Las Provincias

La casa de Álex Francés

  • Pronto puso su sello a esta casa centenaria que sacó del abandono. Unas paredes rojas, otras amarillas, techos negros... Quería experimentar y le gustó la prueba, enmarcada por una amplia gama de hidráulicos con sabor a historia

Algunas de las paredes de la casa de Álex Francés son rojas. Las pintó con esa viveza para reconstruir ‘La villa de los misterios’ de Pompeya, una habitación toda de rojo con unos frescos que describen lo que sería la iniciación de una joven. Otras son amarillas, tono que siempre le ha gustado y que escogió para seguir la línea del rojo. Finalmente el techo lo pintó en negro porque quería probar. Y el resultado le gustó. En el suelo llama la atención la alternancia entre distintos hidráulicos que marcan una especie de mapa de vida de esa vivienda centenaria, de 1890, cuyo pasado se percibe en cada rincón. Un pasado en el que albergó familias de buena posición económica, pues todas las habitaciones conservan los antiguos timbres concebidos para llamar al personal de servicio.

Álex Francés estudió Bellas Artes, carrera que ha alargado en el tiempo y de la que acaba de leer la tesis. «Yo ya hacía cosas antes de estudiar. Empecé con pintura pero desde el principio incorporaba elementos encontrados. Siempre me han interesado los géneros mixtos, también hago vídeo y fotografía», explica. La casa la halló hace unos quince años y entonces estaba muy abandonada. «La cogí primero como estudio compartido con otro artista. Fue a través de Mavi Escamilla, que también vive en este edificio. Estaba todo muy mal pero nos lo curramos e hicimos cosas. Yo no he dejado de hacer».

Álex cuenta que pintó, arregló y masilló, arrancaron el papel pintado, quitaron el estuco de la pared y en general adecentaron. «La distribución estaba tal cual. En ese momento tanto yo como mi compañero de piso éramos fotógrafos y necesitábamos un sitio luminoso donde trabajar». Hace seis años se vino a vivir a lo que era su estudio. Al fallecer su madre decidió dejar la casa familiar y trasladarse en búsqueda de espacio. «Los metros para un artista son fundamentales, ya que el almacén ocupa una parte importante del espacio».

La decoración y la obra son dos partes que están unidas desde el principio. «Yo cojo muchas cosas que me encuentro por ejemplo en los contenedores, las reciclo y las integro en el espacio. Otras veces compro en rastrillos de segunda mano». Explica Álex que en ocasiones esas cosas entran como objetos para la casa, porque le llaman la atención, y terminan siendo obra reciclada de nuevo como mobiliario. «Un buen ejemplo es mi cama. Fue una tarima que se hizo para que bailara una bailarina de flamenco encima. Yo estaba debajo de la base.
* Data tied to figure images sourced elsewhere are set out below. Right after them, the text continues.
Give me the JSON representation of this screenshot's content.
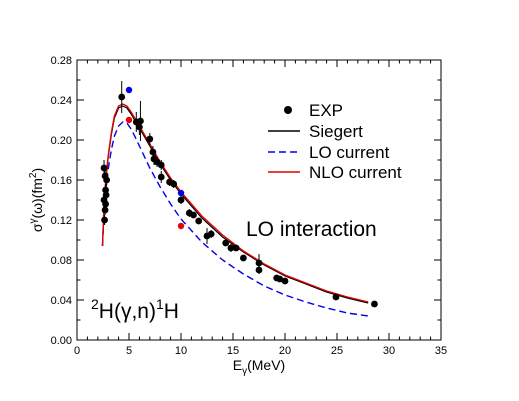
{
  "chart_data": {
    "type": "scatter",
    "title": "",
    "xlabel": {
      "main": "E",
      "sub": "γ",
      "rest": "(MeV)"
    },
    "ylabel": {
      "p1": "σ",
      "sup1": "γ",
      "p2": "(ω)(fm",
      "sup2": "2",
      "p3": ")"
    },
    "xlim": [
      0,
      35
    ],
    "ylim": [
      0,
      0.28
    ],
    "xticks": [
      0,
      5,
      10,
      15,
      20,
      25,
      30,
      35
    ],
    "yticks": [
      0.0,
      0.04,
      0.08,
      0.12,
      0.16,
      0.2,
      0.24,
      0.28
    ],
    "xtick_labels": [
      "0",
      "5",
      "10",
      "15",
      "20",
      "25",
      "30",
      "35"
    ],
    "ytick_labels": [
      "0.00",
      "0.04",
      "0.08",
      "0.12",
      "0.16",
      "0.20",
      "0.24",
      "0.28"
    ],
    "grid": false,
    "legend_placement": "upper-right",
    "legend": {
      "exp": "EXP",
      "siegert": "Siegert",
      "lo": "LO current",
      "nlo": "NLO current"
    },
    "annotations": {
      "interaction": "LO interaction",
      "reaction": {
        "s1": "2",
        "t1": "H(γ,n)",
        "s2": "1",
        "t2": "H"
      }
    },
    "colors": {
      "exp": "#000000",
      "siegert": "#000000",
      "lo": "#0000ee",
      "nlo": "#dd0000",
      "blue_points": "#0000ee",
      "red_points": "#ee0000"
    },
    "series": [
      {
        "name": "EXP",
        "kind": "points",
        "points": [
          [
            2.6,
            0.172,
            0.008
          ],
          [
            2.7,
            0.164,
            0.006
          ],
          [
            2.75,
            0.15,
            0.006
          ],
          [
            2.8,
            0.145,
            0.005
          ],
          [
            2.6,
            0.14,
            0.005
          ],
          [
            2.7,
            0.13,
            0.005
          ],
          [
            2.65,
            0.12,
            0.005
          ],
          [
            2.75,
            0.136,
            0.004
          ],
          [
            2.85,
            0.16,
            0.006
          ],
          [
            4.3,
            0.243,
            0.016
          ],
          [
            5.7,
            0.218,
            0.01
          ],
          [
            6.1,
            0.219,
            0.02
          ],
          [
            6.0,
            0.213,
            0.008
          ],
          [
            7.0,
            0.201,
            0.006
          ],
          [
            7.3,
            0.188,
            0.006
          ],
          [
            7.4,
            0.181,
            0.006
          ],
          [
            7.7,
            0.178,
            0.005
          ],
          [
            8.1,
            0.175,
            0.005
          ],
          [
            8.1,
            0.163,
            0.006
          ],
          [
            8.9,
            0.158,
            0.004
          ],
          [
            9.3,
            0.156,
            0.004
          ],
          [
            10.0,
            0.14,
            0.004
          ],
          [
            10.8,
            0.127,
            0.004
          ],
          [
            11.2,
            0.125,
            0.003
          ],
          [
            11.7,
            0.119,
            0.003
          ],
          [
            12.5,
            0.104,
            0.008
          ],
          [
            12.9,
            0.106,
            0.004
          ],
          [
            14.3,
            0.097,
            0.003
          ],
          [
            14.8,
            0.092,
            0.004
          ],
          [
            15.3,
            0.092,
            0.003
          ],
          [
            16.0,
            0.082,
            0.003
          ],
          [
            17.5,
            0.077,
            0.009
          ],
          [
            17.5,
            0.07,
            0.004
          ],
          [
            19.2,
            0.062,
            0.003
          ],
          [
            19.5,
            0.061,
            0.003
          ],
          [
            20.0,
            0.059,
            0.003
          ],
          [
            24.9,
            0.043,
            0.003
          ],
          [
            28.6,
            0.036,
            0.003
          ]
        ]
      },
      {
        "name": "Siegert",
        "kind": "line",
        "x": [
          2.45,
          2.6,
          2.8,
          3.0,
          3.3,
          3.6,
          4.0,
          4.4,
          4.8,
          5.2,
          5.6,
          6.0,
          7.0,
          8.0,
          9.0,
          10.0,
          12.0,
          14.0,
          16.0,
          18.0,
          20.0,
          22.0,
          24.0,
          26.0,
          28.0
        ],
        "y": [
          0.094,
          0.135,
          0.163,
          0.183,
          0.205,
          0.222,
          0.232,
          0.234,
          0.232,
          0.226,
          0.219,
          0.212,
          0.194,
          0.176,
          0.16,
          0.146,
          0.122,
          0.103,
          0.088,
          0.075,
          0.064,
          0.056,
          0.048,
          0.042,
          0.037
        ]
      },
      {
        "name": "LO current",
        "kind": "dashed",
        "x": [
          2.45,
          2.6,
          2.8,
          3.0,
          3.3,
          3.6,
          4.0,
          4.4,
          4.8,
          5.2,
          5.6,
          6.0,
          7.0,
          8.0,
          9.0,
          10.0,
          12.0,
          14.0,
          16.0,
          18.0,
          20.0,
          22.0,
          24.0,
          26.0,
          28.0
        ],
        "y": [
          0.094,
          0.128,
          0.153,
          0.171,
          0.19,
          0.204,
          0.214,
          0.218,
          0.217,
          0.211,
          0.203,
          0.194,
          0.172,
          0.153,
          0.136,
          0.121,
          0.098,
          0.08,
          0.066,
          0.054,
          0.045,
          0.038,
          0.032,
          0.027,
          0.024
        ]
      },
      {
        "name": "NLO current",
        "kind": "line",
        "x": [
          2.45,
          2.6,
          2.8,
          3.0,
          3.3,
          3.6,
          4.0,
          4.4,
          4.8,
          5.2,
          5.6,
          6.0,
          7.0,
          8.0,
          9.0,
          10.0,
          12.0,
          14.0,
          16.0,
          18.0,
          20.0,
          22.0,
          24.0,
          26.0,
          28.0
        ],
        "y": [
          0.094,
          0.136,
          0.164,
          0.184,
          0.207,
          0.224,
          0.234,
          0.236,
          0.234,
          0.228,
          0.221,
          0.214,
          0.196,
          0.178,
          0.162,
          0.148,
          0.124,
          0.105,
          0.089,
          0.076,
          0.065,
          0.057,
          0.049,
          0.043,
          0.038
        ]
      },
      {
        "name": "",
        "kind": "marker-blue",
        "points": [
          [
            5.0,
            0.25
          ],
          [
            10.0,
            0.147
          ]
        ]
      },
      {
        "name": "",
        "kind": "marker-red",
        "points": [
          [
            5.0,
            0.22
          ],
          [
            10.0,
            0.114
          ]
        ]
      }
    ]
  }
}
Grabamos un vídeo para un ciclo de arte contemporáneo».

Para el artista fue importante desde el principio que, además de ser arte, su obra resultara útil como mobiliario. De hecho, una de sus primeras series se llamaba ‘Memorabiliario’. «Aunaba la idea del mobiliario y la memoria. Me gustan los objetos antiguos, los que heredé de mis padres, de amigos... Los objetos pueden ir cambiando de condición y ser manipulados. Esto empezó como mesita y acabó convertido en obra».

Por la casa descubro varios trabajos de ganchillo pintado en los que el tejido adquiere un efecto escultórico. Algunos de ellos se sostienen en el extremo de una barra fina de hierro y giran sobre sí mismos. La estancia principal alberga obra propia, piezas de Mavi Escamilla, de Omar Ureña, de Jorge Carla o de Pol Coronado. En una de las paredes se aprecian varias fotografías de una serie realizadas a esquiadores ciegos; en otra, una foto de grandes dimensiones de una frondosa zona boscosa disparada en El Saler... «En esa serie de fotografías -comenta- trabajé con los paisajes de la memoria. Mi casa y las cosas que me rodean conforman mi mundo».